Том немного опешил, но скоро выпутался из затруднения, заявив, что он принесёт Джиму луку. Он обещал зайти поутру к неграм в шалаш и украдкой положить одну луковицу в кофейник Джима. Джим признался, что он лучше бы согласился, чтобы ему всыпали табаку в кофе, да и вообще ему всё так надоело — и возня с растением, и музыка для прельщения крыс, и приручение змей, пауков и прочих гадов, не говоря о канители с перьями, надписями, ведением дневника и так далее, — что он готов бог знает что сделать, лишь бы его оставили в покое: очень уж хлопотливо быть узником!
Том потерял с ним всякое терпение и стал упрекать его, говоря, что ему доставляют случай прославить своё имя, а он не умеет этого ценить и все эти преимущества пропадают у него даром. Джим устыдился, обещая, что больше не будет упрямиться. После этого мы с Томом отправились спать.
ГЛАВА ТРИДЦАТАЯ
Крысы. — Весёлое общество в постели. — Соломенное чучело.
На другой день утром мы пошли в город, купили проволочную крысоловку, снесли её в погреб, расковыряли одну из лучших крысиных нор — и не прошло часу, как у нас набралось штук пятнадцать самых отборных крыс. Крысоловку мы снесли наверх и поставили в надёжное место — под кровать тёти Салли.
Но покуда мы ходили за пауками, маленький Томас-Франклин-Бенджамен-Джефферсон-Александр Фелпс нашёл крысоловку под кроватью и отворил дверцу, чтобы посмотреть, выйдут ли крысы. Они и разбежались по комнате. Когда мы вернулись, оказалось, что тётя Салли в ужасе стоит на кровати и испускает дикие вопли, а крысы так и кишат у неё под ногами. За это она хорошенько отстегала нас обоих прутом. Потом мы часа два бились, ловя новых крыс. Чёрт побери этого несносного мальчугана! Да и не того уж сорта крысы попались нам, первый улов был невпример лучше: я ещё не видывал таких здоровенных.
Мы добыли великолепнейшую коллекцию разных пауков, жуков, лягушек и гусениц, пытались было достать и гнездо шершней, но шершни сильно искусали нас, — очень долго нам больно было садиться. Потом мы принялись за ужей — раздобыли дюжины две, положили их в мешок и оставили у себя в комнате.

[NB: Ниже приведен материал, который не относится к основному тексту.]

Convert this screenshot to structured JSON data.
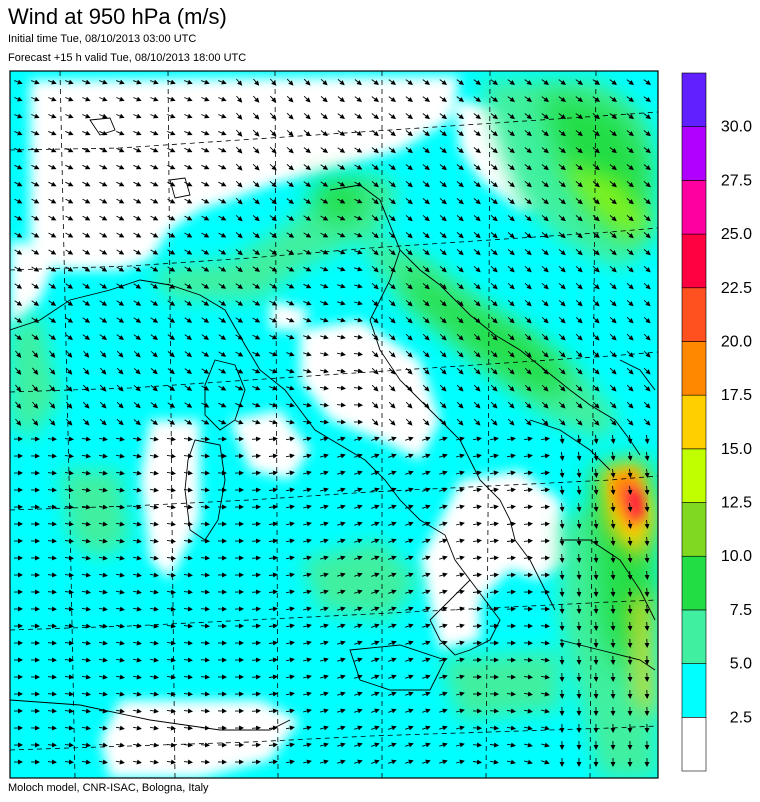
{
  "header": {
    "title": "Wind at 950 hPa (m/s)",
    "initial_time": "Initial time  Tue, 08/10/2013 03:00 UTC",
    "forecast_valid": "Forecast +15 h valid  Tue, 08/10/2013 18:00 UTC"
  },
  "footer": {
    "credit": "Moloch model, CNR-ISAC, Bologna, Italy"
  },
  "legend": {
    "unit": "m/s",
    "levels": [
      {
        "label": "2.5",
        "color": "#ffffff"
      },
      {
        "label": "5.0",
        "color": "#00ffff"
      },
      {
        "label": "7.5",
        "color": "#40f0a0"
      },
      {
        "label": "10.0",
        "color": "#22dd44"
      },
      {
        "label": "12.5",
        "color": "#80d820"
      },
      {
        "label": "15.0",
        "color": "#c0ff00"
      },
      {
        "label": "17.5",
        "color": "#ffd000"
      },
      {
        "label": "20.0",
        "color": "#ff8800"
      },
      {
        "label": "22.5",
        "color": "#ff5020"
      },
      {
        "label": "25.0",
        "color": "#ff0040"
      },
      {
        "label": "27.5",
        "color": "#ff00a0"
      },
      {
        "label": "30.0",
        "color": "#b000ff"
      },
      {
        "label": "",
        "color": "#6020ff"
      }
    ]
  }
}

Между тем настало время ужина. Славный выпал денёк, усердно-таки мы поработали! Приходим назад, смотрим — ни единого ужа. Оказывается, мы плохо завязали мешок, и они все расползлись. Впрочем, не беда, они далеко не ушли — долго после этого у нас в доме не переводились змеи: то из-под бревна выползет, то из-за двери и непременно попадёт в тарелку кому-нибудь или за шею — словом, куда не следует.
Миловидные это твари, полосатенькие! Да и вреда от них никакого, но тётя Салли и знать ничего не хочет, ей всё равно — она презирает змей и не согласна их выносить ни за какие блага в мире. Каждый раз, как змея заберётся к ней, тётушка сию минуту бросает работать и убегает как угорелая. Я ещё не видывал такой трусихи! И кричит, точно её режут. Ни за что не заставишь её притронуться к змее хоть бы щипцами. А если, ложась спать, она вдруг найдёт ужа у себя на кровати, то-то поднимает гвалт, словно в доме пожар! Измучила старика до того, что он жалел, зачем змеи уродились на свет. Прошло уже больше недели, как в доме не осталось ни единой змеи, а тётя Салли всё ещё не могла успокоиться — куда тебе! Сидит, например, задумавшись, и если возьмёшь пёрышко и пощекочешь ей сзади шею, она вскочит как полоумная. Очень было интересно смотреть на неё! Том говорит, будто все женщины таковы. Уж так они устроены, а отчего — неизвестно.
Нам доставалась трёпка всякий раз, как только какой-нибудь из ужей попадался на глаза тёте Салли; но она говорила, что нам ещё не то будет, если мы напустим змей опять. Положим, трёпка меня не смущала — это, в сущности, пустяки; одно досадно: сколько труда нам стоило вторично набрать ужей! Однако мы набрали их, а кстати и прочих гадов. Вы не можете себе представить, как весело было в Джимовом чулане, когда всё это кишело вокруг него и слушало музыку!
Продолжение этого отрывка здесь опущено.